Elephant seals don't have many predators — but the ones they do attack from the deep

Elephant seals are top predators — of fish and squid. But they in turn are prey to even bigger predators: great white sharks and orcas. Sharks have been in the news lately, what with more than a dozen sighted from the air along the Pismo Beach shore. Many seals at Piedras Blancas show the scars of their encounters with critters big enough to eat them.

Smaller sharks also prey on seals, but not fatally. Cookie cutter sharks are small, less than 2 feet long. They attack with sharp teeth, twirl around and leave with a round plug of blubber.

They leave the characteristic cookie-shaped scars often seen on seals at Piedras Blancas.

Sharks eat plenty of seals, but not so much along the Central Coast.

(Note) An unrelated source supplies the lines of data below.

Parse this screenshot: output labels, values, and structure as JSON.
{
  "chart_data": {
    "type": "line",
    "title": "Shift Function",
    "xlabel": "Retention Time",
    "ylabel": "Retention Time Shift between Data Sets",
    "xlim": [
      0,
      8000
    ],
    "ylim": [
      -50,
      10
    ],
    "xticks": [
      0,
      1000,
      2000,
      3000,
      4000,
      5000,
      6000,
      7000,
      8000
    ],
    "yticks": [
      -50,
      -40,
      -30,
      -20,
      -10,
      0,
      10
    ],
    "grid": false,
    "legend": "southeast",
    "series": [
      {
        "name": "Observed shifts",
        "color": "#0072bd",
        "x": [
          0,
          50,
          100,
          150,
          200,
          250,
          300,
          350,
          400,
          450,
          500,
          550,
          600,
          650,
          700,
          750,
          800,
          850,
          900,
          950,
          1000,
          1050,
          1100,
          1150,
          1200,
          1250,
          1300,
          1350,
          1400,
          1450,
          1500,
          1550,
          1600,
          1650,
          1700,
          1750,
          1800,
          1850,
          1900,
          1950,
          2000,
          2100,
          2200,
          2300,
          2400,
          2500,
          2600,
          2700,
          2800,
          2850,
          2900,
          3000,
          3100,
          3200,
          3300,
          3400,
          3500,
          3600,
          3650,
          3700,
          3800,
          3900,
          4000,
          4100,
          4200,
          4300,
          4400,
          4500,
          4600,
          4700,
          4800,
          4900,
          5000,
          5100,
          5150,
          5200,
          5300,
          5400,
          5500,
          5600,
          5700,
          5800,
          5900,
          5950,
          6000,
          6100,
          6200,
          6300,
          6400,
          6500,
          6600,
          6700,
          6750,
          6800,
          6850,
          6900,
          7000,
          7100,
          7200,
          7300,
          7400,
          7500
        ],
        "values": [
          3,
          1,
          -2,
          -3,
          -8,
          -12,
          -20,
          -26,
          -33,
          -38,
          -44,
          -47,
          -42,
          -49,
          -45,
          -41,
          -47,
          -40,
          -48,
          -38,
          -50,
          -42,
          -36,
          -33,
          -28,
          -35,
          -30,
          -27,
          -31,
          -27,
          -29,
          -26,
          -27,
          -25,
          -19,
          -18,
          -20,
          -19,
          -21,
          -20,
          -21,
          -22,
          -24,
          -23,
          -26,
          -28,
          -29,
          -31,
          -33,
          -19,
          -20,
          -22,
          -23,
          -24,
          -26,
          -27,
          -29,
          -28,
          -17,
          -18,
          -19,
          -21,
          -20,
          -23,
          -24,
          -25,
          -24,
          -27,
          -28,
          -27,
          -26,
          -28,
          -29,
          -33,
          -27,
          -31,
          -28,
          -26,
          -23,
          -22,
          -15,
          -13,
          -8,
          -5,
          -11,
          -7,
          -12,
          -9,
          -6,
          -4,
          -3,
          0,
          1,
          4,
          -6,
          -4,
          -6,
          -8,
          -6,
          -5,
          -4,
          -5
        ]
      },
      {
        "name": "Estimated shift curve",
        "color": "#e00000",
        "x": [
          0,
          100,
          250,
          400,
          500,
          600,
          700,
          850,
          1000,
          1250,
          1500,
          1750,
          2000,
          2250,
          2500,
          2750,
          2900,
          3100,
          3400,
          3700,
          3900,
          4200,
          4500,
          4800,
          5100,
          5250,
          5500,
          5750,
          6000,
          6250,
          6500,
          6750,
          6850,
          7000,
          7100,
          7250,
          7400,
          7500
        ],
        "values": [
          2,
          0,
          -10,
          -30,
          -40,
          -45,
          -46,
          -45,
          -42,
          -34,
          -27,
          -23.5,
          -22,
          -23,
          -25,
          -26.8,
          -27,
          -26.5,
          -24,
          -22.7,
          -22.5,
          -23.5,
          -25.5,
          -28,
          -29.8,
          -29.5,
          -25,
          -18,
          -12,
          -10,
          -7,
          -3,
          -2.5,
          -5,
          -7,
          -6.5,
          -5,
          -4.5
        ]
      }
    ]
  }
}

Sharks take what they can get, but their feeding is focused to the north, in Tomales Bay and the Farallon Islands in the fall.

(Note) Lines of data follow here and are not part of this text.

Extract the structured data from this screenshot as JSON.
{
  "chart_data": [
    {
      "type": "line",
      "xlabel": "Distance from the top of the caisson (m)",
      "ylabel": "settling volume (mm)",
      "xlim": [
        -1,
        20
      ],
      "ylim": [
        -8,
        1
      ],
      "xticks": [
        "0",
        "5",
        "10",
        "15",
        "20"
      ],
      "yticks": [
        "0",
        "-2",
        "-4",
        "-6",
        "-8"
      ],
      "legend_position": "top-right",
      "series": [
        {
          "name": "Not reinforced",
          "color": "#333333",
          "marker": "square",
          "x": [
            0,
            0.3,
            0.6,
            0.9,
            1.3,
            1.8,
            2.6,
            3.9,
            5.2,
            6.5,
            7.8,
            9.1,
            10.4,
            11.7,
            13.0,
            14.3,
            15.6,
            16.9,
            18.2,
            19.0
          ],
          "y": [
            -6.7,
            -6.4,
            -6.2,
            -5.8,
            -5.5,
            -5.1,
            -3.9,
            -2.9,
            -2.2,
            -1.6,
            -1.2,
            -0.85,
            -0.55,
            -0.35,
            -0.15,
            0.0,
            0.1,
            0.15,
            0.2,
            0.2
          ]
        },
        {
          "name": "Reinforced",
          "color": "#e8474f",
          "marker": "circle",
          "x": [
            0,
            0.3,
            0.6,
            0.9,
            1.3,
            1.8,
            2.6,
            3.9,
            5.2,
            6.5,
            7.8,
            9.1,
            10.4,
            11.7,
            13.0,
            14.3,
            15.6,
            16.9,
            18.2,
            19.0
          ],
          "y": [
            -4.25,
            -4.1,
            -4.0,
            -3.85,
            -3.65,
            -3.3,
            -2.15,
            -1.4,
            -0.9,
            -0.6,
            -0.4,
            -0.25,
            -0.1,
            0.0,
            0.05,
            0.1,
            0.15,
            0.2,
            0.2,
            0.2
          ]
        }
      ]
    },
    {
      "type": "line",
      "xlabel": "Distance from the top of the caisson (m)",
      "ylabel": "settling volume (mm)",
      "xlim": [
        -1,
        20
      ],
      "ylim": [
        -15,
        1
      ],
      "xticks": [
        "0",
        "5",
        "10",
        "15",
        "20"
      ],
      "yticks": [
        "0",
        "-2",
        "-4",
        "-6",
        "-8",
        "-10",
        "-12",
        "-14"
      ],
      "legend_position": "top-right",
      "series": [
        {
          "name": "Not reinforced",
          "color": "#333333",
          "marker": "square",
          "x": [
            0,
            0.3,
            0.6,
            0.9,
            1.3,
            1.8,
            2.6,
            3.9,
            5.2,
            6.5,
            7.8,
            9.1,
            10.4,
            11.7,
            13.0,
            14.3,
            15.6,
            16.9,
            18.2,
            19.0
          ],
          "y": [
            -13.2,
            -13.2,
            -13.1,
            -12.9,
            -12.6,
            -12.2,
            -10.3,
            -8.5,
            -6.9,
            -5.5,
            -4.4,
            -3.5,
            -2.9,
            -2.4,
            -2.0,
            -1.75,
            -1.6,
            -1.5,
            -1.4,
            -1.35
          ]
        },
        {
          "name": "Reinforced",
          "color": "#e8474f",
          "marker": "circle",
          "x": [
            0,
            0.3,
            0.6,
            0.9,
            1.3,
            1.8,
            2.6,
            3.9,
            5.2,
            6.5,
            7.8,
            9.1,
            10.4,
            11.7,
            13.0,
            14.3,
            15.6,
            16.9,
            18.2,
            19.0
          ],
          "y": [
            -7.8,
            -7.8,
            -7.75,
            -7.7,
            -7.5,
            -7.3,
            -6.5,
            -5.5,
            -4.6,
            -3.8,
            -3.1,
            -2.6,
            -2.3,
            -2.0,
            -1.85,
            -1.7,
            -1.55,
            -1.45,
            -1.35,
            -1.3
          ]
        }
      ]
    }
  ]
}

Sharks are visual, stealth predators that attack from below and behind. They take a bite, then withdraw to allow their prey to weaken.

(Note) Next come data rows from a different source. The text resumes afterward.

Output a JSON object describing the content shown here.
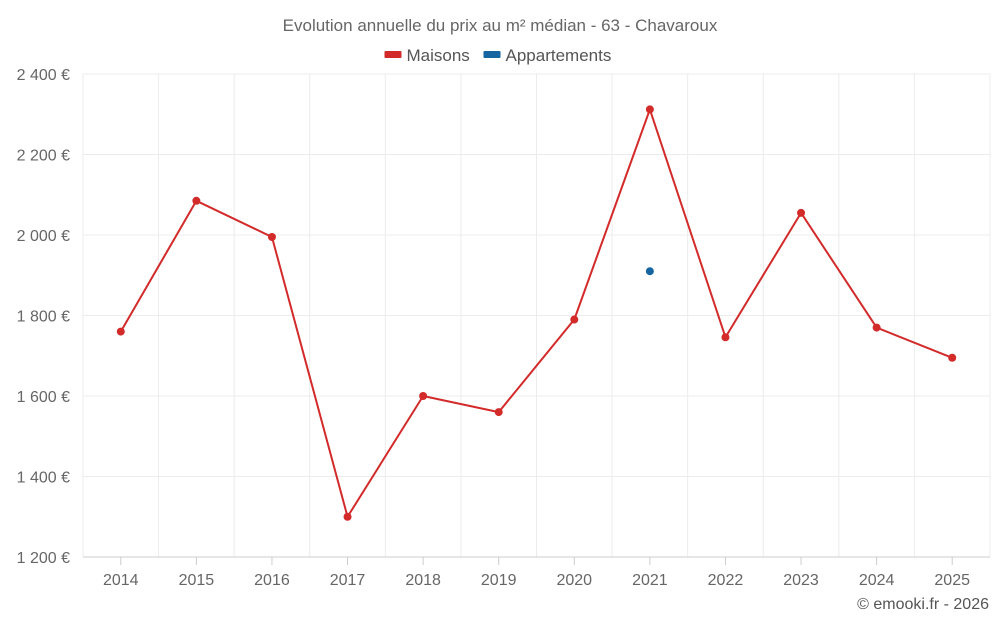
{
  "chart_data": {
    "type": "line",
    "title": "Evolution annuelle du prix au m² médian - 63 - Chavaroux",
    "categories": [
      "2014",
      "2015",
      "2016",
      "2017",
      "2018",
      "2019",
      "2020",
      "2021",
      "2022",
      "2023",
      "2024",
      "2025"
    ],
    "series": [
      {
        "name": "Maisons",
        "color": "#d32a2a",
        "values": [
          1760,
          2085,
          1995,
          1300,
          1600,
          1560,
          1790,
          2312,
          1746,
          2055,
          1770,
          1695
        ]
      },
      {
        "name": "Appartements",
        "color": "#1565a0",
        "values": [
          null,
          null,
          null,
          null,
          null,
          null,
          null,
          1910,
          null,
          null,
          null,
          null
        ]
      }
    ],
    "ylim": [
      1200,
      2400
    ],
    "yticks": [
      1200,
      1400,
      1600,
      1800,
      2000,
      2200,
      2400
    ],
    "ytick_labels": [
      "1 200 €",
      "1 400 €",
      "1 600 €",
      "1 800 €",
      "2 000 €",
      "2 200 €",
      "2 400 €"
    ],
    "grid": true,
    "legend": "top-center",
    "credit": "© emooki.fr - 2026"
  }
}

In the spring, white sharks migrate out to the White Shark Café, out in the open ocean between Baja and Hawaii, the edge of the North Pacific Subtropical Gyre. Scientists are out there now, tracking the sharks to figure out what they are doing there. There’s not as much prey there as the California coast offers.

“In the café itself — think empty blue — we have almost no measurements of these biologically essential parameters,” the team posts on its website, schmidtocean.org/cruise/voyage-white-shark-cafe/#about. “So the team simply does not have the measurements and observations to understand what that food source could be or why such a region would attract a large apex predator.”

Biologging tags transmit data about where the sharks are. At night, they dive 300-600 feet, turn around and come right back up, a V-shaped dive. During the day, they dive far deeper, 1,500 feet. Barbara Block and her Stanford University Hopkins Marine Station team are watching over them. Are they eating down there, or does it have to do with mating?

They tagged 37 sharks last fall, programmed to release from the sharks in April and May. The team is out there now, on the Research Vessel Falkor to collect them. They’ll also be listening for pings from 80 other sharks that have been tagged over the past four years.

The team is using new high-tech devices to help study the sharks. A Slocum Glider drone with shark-tracking equipment was sent in March, to arrive in time to greet the research team. They’ll use two Saildrones, unmanned surface vehicles that “sail” on a fixed wing, to collect data on plankton and midwater fish. They’ll also collect bits of DNA floating in the water to analyze what has been swimming through.

Christine Heinrichs’ column appears the fourth Thursday of each month and is special to The Cambrian.